In this keynote address I take the audience on a journey through 27 years of publishing articles in GDN.  My first article appeared in a 1997 special issue on “The Logic of Comparative Negotiation Analysis.” This was an analysis in search of key dimensions of international negotiation. It was followed in 1999 by an article that honed in on Fred Ikle’s taxonomy of negotiation, producing strong empirical support for his theory and a gracious thank you letter from Fred. The first of many articles on automated mediation began with a 2002 article that described the Negotiator Assistant system. This was followed in 2004 and then in 2014 by ambitious experimental evaluations of screen vs. human mediation. This stream culminated in our 2021awared winning article on robot meditation. The upshot is that robots produced more and better agreements than any of the other formats.

 A slight detour from technical articles to the role of emotions resulted in a highly cited special issue that showed the many ways that emotions influence negotiation. Nine years later we produced another special issue on justice and fairness with a mix of quantitative and qualitative articles in a variety of settings. About that time I was working on positive affirmation as a technique for improving the chances of getting better agreements (2019) and on how negotiators react to turning points with matching or mismatching strategies. Most recently, in 2022, we answered the question: Does trust matter in negotiation? The answer is an emphatic yes.
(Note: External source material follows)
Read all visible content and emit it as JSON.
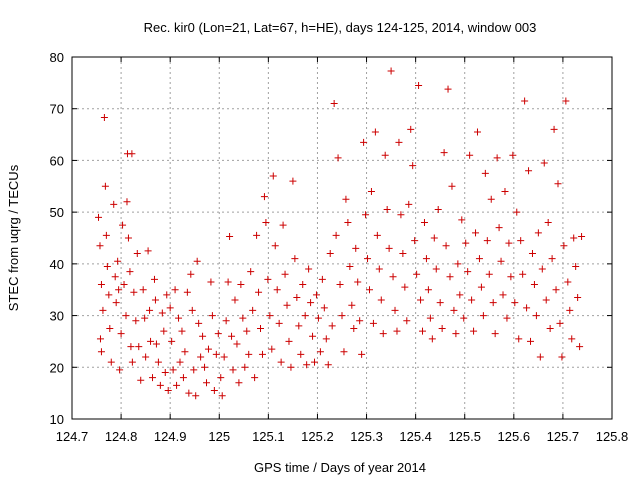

This GDN journey spanned topics at the center of our field, from types of international negotiations to the importance of trust in any negotiation. The key insights that emerged reinforce our claims about the value of doing systematic research with practical implications. In summing up, I will try to push the field further in directions that broaden our understanding of these processes and contexts as well as strengthen GDN’s contribution to the social and informational sciences.


Daniel Druckman is Professor Emeritus of Public and International Affairs at George Mason’s Schar School of Policy and Government and an Honorary Professor at Macquarie University in Sydney and at the University of Queensland in Brisbane Australia.  Two of his books,  Doing Research: Methods of Inquiry for Conflict Analysis (Sage, 2005) and, with Paul F. Diehl, Evaluating Peace Operations (Lynne Reinner, 2010) received the outstanding book award from the International Association for Conflict Management (IACM). His co-authored article on robot mediation (2021) received a best article of the year award from GDN. He also received lifetime achievement and Rubin Theory to Practice awards from the IACM in 2003 and 2018 respectively. He also received lifetime achievement awards from the Novancia Business School in Paris in 2016 and from the Schar School of Policy and Government in 2023.